Qu’avons-nous comme «deuxièmement, a contrario» ? Si, du côté du «premièrement»,
nous avons «une connaissance intégrale et certaine [qui] peut avoir lieu», quel est le
contraire d’une «connaissance intégrale et certaine» ? Si, «premièrement», c’est vraiment
«une connaissance intégrale et certaine [qui] peut avoir lieu», et non «toute connaissance
intégrale et certaine [qui] peut avoir lieu», alors la locution «une connaissance intégrale et
certaine peut avoir lieu» n’a pas de contraire. Mais elle a une sous-contraire en : «une
connaissance intégrale et certaine [qui] ne peut pas avoir lieu».
Dès lors, le «deuxièmement» n’est pas «a contrario», mais «a subcontrario». La
différence est importante ; pour des contraires, si l’un est vrai, l’autre est faux, mais ils
peuvent être l’un et l’autre faux ; pour des sous-contraires, si l’un est faux, l’autre est vrai,
mais ils peuvent être l’un et l’autre vrais. Cependant, il s’impose encore de prendre en
considération le «peut» dans : «une connaissance intégrale et certaine peut avoir lieu».
13
Reconsidérons le «premièrement» :
premièrement, c'est seulement dans les connaissances qui dépendent de l'homme, à
savoir les connaissances mathématiques, sociales et politiques, qu'une connaissance
intégrale et certaine peut avoir lieu, contrairement à ce qui se produit dans les
connaissances de la nature, parce que c'est seulement dans ces premières disciplines que
l'homme maîtrise les conditions de production des phénomènes, alors que l'homme ne
produit pas la nature et qu'il se contente de l'observer ;
Jean Lassègue oppose «les connaissances qui dépendent de l'homme» et «les
connaissances de la nature» selon un «contrairement». Considérons le premier membre
de l’opposition : «c'est seulement dans les connaissances qui dépendent de l'homme (...)
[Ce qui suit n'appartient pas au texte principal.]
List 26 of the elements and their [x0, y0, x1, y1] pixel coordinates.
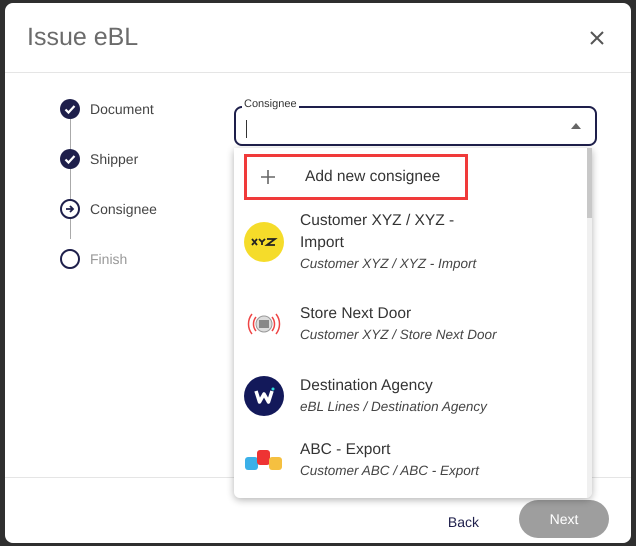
option-path: eBL Lines / Destination Agency: [300, 398, 488, 416]
company-logo-icon: [244, 222, 284, 262]
option-name: ABC - Export: [300, 440, 392, 460]
dialog-title: Issue eBL: [27, 22, 138, 53]
option-name: Destination Agency: [300, 376, 434, 396]
text-cursor: [246, 120, 247, 138]
option-name: Customer XYZ / XYZ - Import: [300, 211, 456, 253]
add-consignee-option[interactable]: Add new consignee: [244, 154, 468, 200]
step-label: Finish: [90, 250, 128, 268]
option-name: Store Next Door: [300, 304, 412, 324]
step-label: Consignee: [90, 200, 157, 219]
consignee-option[interactable]: Customer XYZ / XYZ - Import Customer XYZ / XYZ - Import: [244, 200, 574, 284]
company-logo-icon: [244, 376, 284, 416]
option-path: Customer XYZ / XYZ - Import: [300, 255, 478, 273]
consignee-option[interactable]: Destination Agency eBL Lines / Destination Agency: [244, 364, 574, 428]
option-path: Customer XYZ / Store Next Door: [300, 326, 498, 344]
field-label: Consignee: [242, 97, 299, 111]
consignee-option[interactable]: ABC - Export Customer ABC / ABC - Export: [244, 428, 574, 492]
step-label: Shipper: [90, 150, 138, 169]
back-button[interactable]: Back: [448, 512, 479, 532]
close-icon[interactable]: [589, 30, 605, 46]
scrollbar[interactable]: [587, 148, 592, 498]
plus-icon: [261, 170, 275, 184]
option-path: Customer ABC / ABC - Export: [300, 462, 480, 480]
step-label: Document: [90, 100, 154, 118]
consignee-option[interactable]: Store Next Door Customer XYZ / Store Next Door: [244, 284, 574, 364]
qu'une connaissance intégrale et certaine peut avoir lieu». Réécrivons l’énoncé comme
suit : «Une connaissance intégrale et certaine peut avoir lieu seulement dans les
connaissances qui dépendent de l'homme». Alors, que veut dire Jean Lassègue quant au
«peut» :
1. est-ce : «Il est nécessaire qu’une connaissance intégrale et certaine [ait] lieu (...) dans les
connaissances qui dépendent de l'homme» ?
2. ou est-ce : «Il est possible qu’une connaissance intégrale et certaine [ait] lieu (...) dans les
connaissances qui dépendent de l'homme» ?
Si «dans ces premières disciplines (...) l'homme maîtrise les conditions de production
des phénomènes», alors il est nécessaire qu’une connaissance intégrale et certaine [ait]
lieu (...) dans les connaissances qui dépendent de l'homme. Il est même nécessaire
qu’une connaissance qui a lieu dans les connaissances qui dépendent de l'homme soit
intégrale et certaine. C’est même de toute connaissance qui a lieu dans les
connaissances qui dépendent de l'homme qu’il est nécessaire qu’elle soit intégrale et
certaine.
Considérons : «Il est nécessaire que toute connaissance qui a lieu dans les
connaissances qui dépendent de l'homme soit intégrale et certaine». Sa contraire est : «Il
est nécessaire que toute connaissance qui a lieu dans les connaissances qui dépendent
de l'homme ne soit pas intégrale et certaine». Puisque Jean Lassègue préfère s’exprimer
avec «peut», nous pouvons réécrire ces contraires comme suit :
1. «Il n’est pas possible que toute connaissance qui a lieu dans les connaissances qui dépendent de
l'homme ne soit pas intégrale et certaine».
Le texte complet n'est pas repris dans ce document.